En fin de compte, les badges Instagram ne sont pas la fin du monde. Au mieux, ils sont insignifiants. Au pire, ils semblent un peu lamentables et renforcent l’idée qu’Instagram devient une plateforme pour les personnes âgées. Mme Grant m’a envoyé une capture d’écran de ses accomplissements, qu’elle n’a encore aucun obtenus, et a noté qu’elle ne les avait jamais regardés avant que je ne lui en parle. J’ai envoyé un SMS à mon ami le plus au courant d’Instagram – qui a un compte professionnel – pour lui demander ses badges, et il m’a envoyé une capture d’écran de quelque chose de différent parce qu’il ne savait pas de quoi je parlais.

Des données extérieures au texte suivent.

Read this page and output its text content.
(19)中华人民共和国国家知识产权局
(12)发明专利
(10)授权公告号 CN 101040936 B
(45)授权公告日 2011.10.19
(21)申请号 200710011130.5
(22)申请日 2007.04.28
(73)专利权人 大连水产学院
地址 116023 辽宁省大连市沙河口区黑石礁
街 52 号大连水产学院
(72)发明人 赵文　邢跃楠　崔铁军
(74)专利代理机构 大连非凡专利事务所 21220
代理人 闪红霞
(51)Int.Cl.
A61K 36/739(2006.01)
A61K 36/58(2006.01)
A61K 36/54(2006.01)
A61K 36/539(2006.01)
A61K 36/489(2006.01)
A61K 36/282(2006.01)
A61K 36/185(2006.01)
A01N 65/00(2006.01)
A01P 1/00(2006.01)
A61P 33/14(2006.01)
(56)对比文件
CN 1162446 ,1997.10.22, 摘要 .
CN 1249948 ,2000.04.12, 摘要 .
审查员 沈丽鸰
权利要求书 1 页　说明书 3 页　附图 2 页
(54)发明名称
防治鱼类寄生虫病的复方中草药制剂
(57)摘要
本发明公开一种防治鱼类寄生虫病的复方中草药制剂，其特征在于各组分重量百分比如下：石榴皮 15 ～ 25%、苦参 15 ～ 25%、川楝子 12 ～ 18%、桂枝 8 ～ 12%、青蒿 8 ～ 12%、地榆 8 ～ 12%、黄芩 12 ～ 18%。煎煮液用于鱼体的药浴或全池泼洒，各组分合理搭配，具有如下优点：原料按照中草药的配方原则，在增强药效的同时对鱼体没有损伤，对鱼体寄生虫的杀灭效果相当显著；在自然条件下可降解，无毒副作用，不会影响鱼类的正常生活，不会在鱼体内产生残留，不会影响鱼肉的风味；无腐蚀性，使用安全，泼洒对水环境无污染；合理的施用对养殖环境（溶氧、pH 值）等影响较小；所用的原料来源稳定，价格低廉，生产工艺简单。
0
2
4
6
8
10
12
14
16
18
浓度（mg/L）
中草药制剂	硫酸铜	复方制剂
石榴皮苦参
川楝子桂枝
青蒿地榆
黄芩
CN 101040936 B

Les badges Instagram ne sont pas encore largement disponibles pour tous les utilisateurs, et un porte-parole de Meta n’a rien voulu dire sur leur éventuelle généralisation. En attendant, le système de badges semble plutôt neutre, voire négatif.De tous les accomplissements auxquels il faut aspirer, publier une story sept jours d’affilée n’est pas un objectif particulièrement ambitieux, et il est difficile de gamifier un paysage de médias sociaux qui est déjà, dans l’ensemble, un jeu.